An urge to laugh—and to flee—rolled over him. He endured a back-thumping welcome from the big youth and sank back down onto the bench. “An ale for my friend, here,” Will told the innkeeper.

“Ye've got copper rattling around in thy pouch, 'ave thee?” Tam asked curiously. “Where'd ye go after the Boki attack?”

“My father sent me to West Watch Fort to report the attack. Then I got sent to Dupree with the news. One thing led to another, and here I am. What of the others from the hollow? How do you and the old locals fare?” He didn't know quite what to call the original dwellers of Hickory Hollow.

“Fine, mostly. Them Boki took some o' the men and sold 'em into slavery. But the Forester's Guild bought most of 'em out and brought 'em back 'ere. Guild built new cottages and brought in a bunch of new folk to harvest lumber. Times are good.”

“And my parents—they did not return or pass through this way?”

“Naw, man. I'm sorry. A bunch o' them Boki scurried off into the woods yelling crazy things about some yellow dragon. We was able to slip most of the women and children into the woods while they ran around chasing yer mum and paw. Saved a lot of lives, that night, they did, leading the Boki a merry chase until … well, the Boki caught up wit' 'em.”

“Were their bodies found? Buried? Can I pay my respects?” Will asked gruffly.

“Naw.

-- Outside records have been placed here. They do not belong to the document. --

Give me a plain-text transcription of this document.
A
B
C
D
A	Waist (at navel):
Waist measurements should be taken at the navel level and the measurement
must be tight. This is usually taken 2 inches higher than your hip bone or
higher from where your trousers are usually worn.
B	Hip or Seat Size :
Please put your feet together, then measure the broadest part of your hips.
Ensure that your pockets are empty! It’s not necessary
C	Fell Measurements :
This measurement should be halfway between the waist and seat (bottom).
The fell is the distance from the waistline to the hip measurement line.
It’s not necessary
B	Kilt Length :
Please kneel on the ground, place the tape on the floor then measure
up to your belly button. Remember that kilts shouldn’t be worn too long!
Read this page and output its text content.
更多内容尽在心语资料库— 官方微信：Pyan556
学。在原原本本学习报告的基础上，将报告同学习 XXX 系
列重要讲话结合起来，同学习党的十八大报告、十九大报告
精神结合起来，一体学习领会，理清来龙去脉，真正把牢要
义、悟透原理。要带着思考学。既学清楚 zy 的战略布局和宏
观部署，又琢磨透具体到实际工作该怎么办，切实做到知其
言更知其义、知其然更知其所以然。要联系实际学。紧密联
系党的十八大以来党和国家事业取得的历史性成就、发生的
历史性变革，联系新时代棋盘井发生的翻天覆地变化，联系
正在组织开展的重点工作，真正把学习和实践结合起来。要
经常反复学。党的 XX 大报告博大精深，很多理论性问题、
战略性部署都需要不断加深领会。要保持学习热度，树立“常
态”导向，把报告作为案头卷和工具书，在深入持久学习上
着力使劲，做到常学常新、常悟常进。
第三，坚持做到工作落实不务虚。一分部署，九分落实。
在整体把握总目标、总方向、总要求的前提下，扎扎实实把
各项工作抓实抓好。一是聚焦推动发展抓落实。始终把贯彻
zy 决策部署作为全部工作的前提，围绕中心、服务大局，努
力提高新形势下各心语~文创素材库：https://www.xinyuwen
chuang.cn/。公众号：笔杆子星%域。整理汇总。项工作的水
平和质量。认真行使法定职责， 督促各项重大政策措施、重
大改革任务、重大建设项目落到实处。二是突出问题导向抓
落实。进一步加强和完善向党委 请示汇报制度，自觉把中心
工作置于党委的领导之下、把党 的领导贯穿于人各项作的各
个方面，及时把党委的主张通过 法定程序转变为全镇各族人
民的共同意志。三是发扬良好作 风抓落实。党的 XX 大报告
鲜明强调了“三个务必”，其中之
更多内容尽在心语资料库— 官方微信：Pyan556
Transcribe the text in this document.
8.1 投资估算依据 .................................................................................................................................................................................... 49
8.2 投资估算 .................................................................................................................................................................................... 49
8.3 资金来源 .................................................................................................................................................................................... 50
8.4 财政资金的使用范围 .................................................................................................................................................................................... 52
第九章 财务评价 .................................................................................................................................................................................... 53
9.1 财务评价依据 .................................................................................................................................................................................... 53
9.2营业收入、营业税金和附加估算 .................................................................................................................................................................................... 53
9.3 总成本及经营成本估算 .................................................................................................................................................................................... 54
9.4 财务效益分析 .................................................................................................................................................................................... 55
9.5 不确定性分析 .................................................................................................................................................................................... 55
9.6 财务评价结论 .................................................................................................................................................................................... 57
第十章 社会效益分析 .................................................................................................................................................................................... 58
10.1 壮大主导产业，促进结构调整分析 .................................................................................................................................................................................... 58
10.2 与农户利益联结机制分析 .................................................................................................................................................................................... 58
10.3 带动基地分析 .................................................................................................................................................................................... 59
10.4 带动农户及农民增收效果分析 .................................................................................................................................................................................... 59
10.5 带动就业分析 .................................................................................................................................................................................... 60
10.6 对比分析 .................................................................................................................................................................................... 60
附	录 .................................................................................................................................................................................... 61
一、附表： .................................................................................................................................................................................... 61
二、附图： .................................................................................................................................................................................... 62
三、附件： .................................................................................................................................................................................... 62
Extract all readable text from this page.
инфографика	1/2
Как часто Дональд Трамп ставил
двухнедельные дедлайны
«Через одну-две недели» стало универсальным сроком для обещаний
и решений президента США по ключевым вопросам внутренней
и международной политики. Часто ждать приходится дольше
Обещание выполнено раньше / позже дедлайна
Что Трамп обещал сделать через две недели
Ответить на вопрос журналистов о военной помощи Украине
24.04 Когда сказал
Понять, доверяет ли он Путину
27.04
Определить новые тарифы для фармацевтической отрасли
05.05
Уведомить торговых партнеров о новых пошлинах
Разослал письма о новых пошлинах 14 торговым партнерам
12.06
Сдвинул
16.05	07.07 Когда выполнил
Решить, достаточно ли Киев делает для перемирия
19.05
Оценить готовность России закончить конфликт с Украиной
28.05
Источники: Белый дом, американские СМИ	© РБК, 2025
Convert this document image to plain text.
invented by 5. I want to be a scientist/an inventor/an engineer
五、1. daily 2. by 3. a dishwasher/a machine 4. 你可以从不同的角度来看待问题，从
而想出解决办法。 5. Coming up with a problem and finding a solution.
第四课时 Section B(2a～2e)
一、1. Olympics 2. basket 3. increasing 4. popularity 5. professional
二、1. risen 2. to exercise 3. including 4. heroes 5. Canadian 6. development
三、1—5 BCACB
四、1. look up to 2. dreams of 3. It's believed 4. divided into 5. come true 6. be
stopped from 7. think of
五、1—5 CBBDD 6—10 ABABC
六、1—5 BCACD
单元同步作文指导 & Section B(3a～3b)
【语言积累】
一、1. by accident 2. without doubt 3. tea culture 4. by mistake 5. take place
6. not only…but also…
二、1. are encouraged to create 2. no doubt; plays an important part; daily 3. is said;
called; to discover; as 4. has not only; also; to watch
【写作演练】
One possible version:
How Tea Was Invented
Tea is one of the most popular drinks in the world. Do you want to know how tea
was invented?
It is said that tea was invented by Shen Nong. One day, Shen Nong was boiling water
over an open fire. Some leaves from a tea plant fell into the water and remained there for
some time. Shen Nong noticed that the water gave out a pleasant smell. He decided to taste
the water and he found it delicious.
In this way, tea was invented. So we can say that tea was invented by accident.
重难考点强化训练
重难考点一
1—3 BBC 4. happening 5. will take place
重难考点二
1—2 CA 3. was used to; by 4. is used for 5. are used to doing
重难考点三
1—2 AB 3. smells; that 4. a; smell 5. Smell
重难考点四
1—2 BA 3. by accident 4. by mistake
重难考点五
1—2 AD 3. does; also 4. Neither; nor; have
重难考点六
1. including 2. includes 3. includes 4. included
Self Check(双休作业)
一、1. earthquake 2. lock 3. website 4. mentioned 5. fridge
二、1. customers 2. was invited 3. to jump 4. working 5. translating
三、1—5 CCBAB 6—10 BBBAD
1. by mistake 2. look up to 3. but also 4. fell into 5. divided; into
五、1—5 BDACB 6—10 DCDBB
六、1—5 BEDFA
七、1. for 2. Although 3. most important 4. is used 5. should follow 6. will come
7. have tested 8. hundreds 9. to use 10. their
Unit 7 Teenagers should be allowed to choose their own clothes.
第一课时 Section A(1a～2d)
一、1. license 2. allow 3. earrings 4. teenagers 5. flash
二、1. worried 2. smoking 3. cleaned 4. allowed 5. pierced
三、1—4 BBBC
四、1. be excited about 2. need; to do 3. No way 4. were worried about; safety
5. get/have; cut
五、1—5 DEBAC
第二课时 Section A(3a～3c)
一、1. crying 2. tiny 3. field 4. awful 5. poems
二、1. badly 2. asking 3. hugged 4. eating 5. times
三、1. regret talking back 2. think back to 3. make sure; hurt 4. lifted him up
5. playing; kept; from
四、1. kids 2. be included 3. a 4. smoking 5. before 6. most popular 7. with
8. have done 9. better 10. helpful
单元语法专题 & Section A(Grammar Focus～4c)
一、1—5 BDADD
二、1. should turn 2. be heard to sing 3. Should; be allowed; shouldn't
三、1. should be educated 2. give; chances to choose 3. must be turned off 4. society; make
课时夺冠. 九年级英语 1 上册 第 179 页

Never found a hair of 'em. Just saw a bunch o' flashes o' light in the trees and the sound o' swords clashing like mad. It went on fer a long time. An' then, it jes' stopped. Quick as they came, them Boki left. They took a half dozen o' the biggest, strongest men from the village an' melted away into the night. Craziest thing I ever saw.”

“And Adrick? Was his body recovered?”

“Ole Adrick, the woodsman? He weren't 'ere that night.”